Apparently, the size of the maternity ward was not the only challenge women faced in the community as Mr Seidu explained that sometimes pregnant women with complications who were referred to Bulenga, the nearest community for further treatment had no means of transportation.
“Men use bicycles and motorbikes to transport women in labour from their settlements to this facility or from this facility to town on referral cases; consider the risk in transporting a pregnant woman with complications to Bulenga (about an hour and half drive in a luxurious vehicle) on a motorbike”, he said.
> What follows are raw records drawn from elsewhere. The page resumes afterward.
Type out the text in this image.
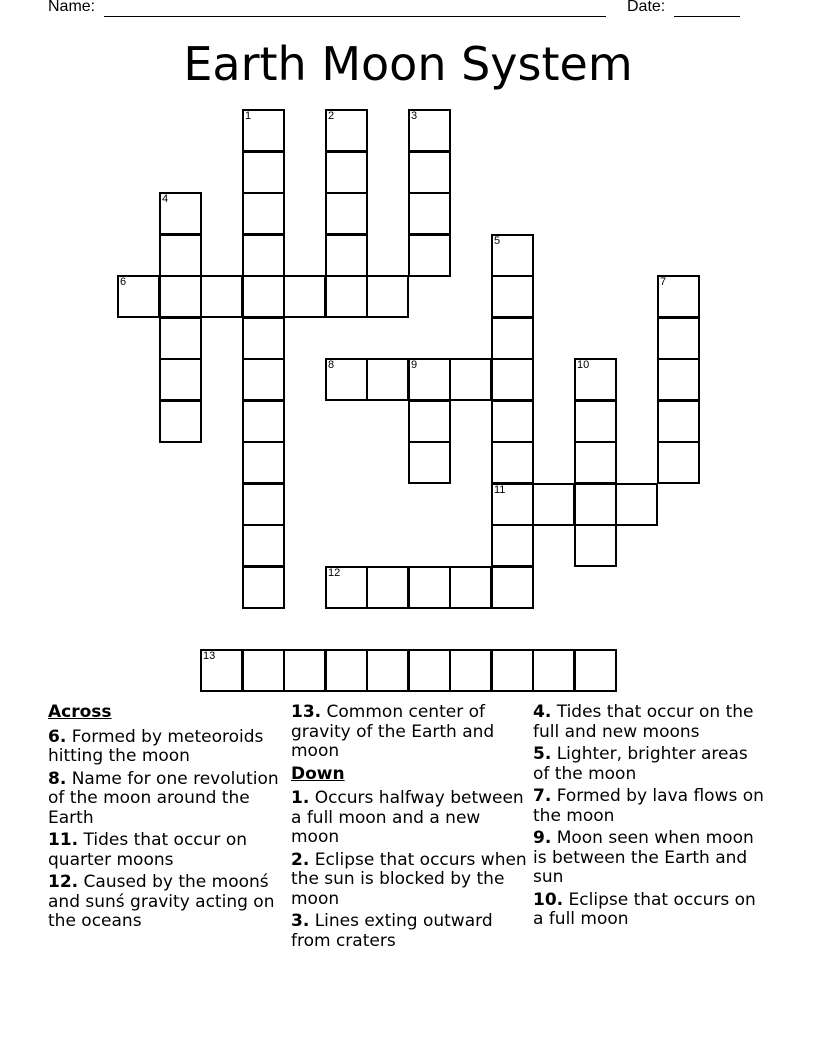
Name:	Date:
Earth Moon System
1	2	3
4
5
6	7
8	9	10
11
12
13
Across
6. Formed by meteoroids hitting the moon
8. Name for one revolution of the moon around the Earth
11. Tides that occur on quarter moons
12. Caused by the moonś and sunś gravity acting on the oceans
13. Common center of gravity of the Earth and moon
Down
1. Occurs halfway between a full moon and a new moon
2. Eclipse that occurs when the sun is blocked by the moon
3. Lines exting outward from craters
4. Tides that occur on the full and new moons
5. Lighter, brighter areas of the moon
7. Formed by lava flows on the moon
9. Moon seen when moon is between the Earth and sun
10. Eclipse that occurs on a full moon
Madam Asibi, a Fulani settler in the community told this reporter that she delivered her second child on the verandah when the other woman in the room at the time delayed in giving birth and the midwife had to attend to her instead and said at that point, the possibility of people seeing her nakedness was not something to consider due to the labour pains.
A mother of three, Abena Yibile narrated her ordeal when she was being transported in a tricycle (which is used to carry sachet water in other jurisdictions) together with other passengers from the village to Bulenga on referral to deliver her third child.
“The bumpy road was really unbearable but I had to be strong because I was not the only one on board and I had used the road on a motorbike earlier in my pregnancy, but looking back now, I think it is just a miracle that some of us do not miscarry under such circumstances”, she said.
The Community would be grateful if an additional facility is constructed for maternal cases only and also equipped with enough staff as well as a “tricycle ambulance” to aid in transporting referred patients to either Bulenga or Funsi.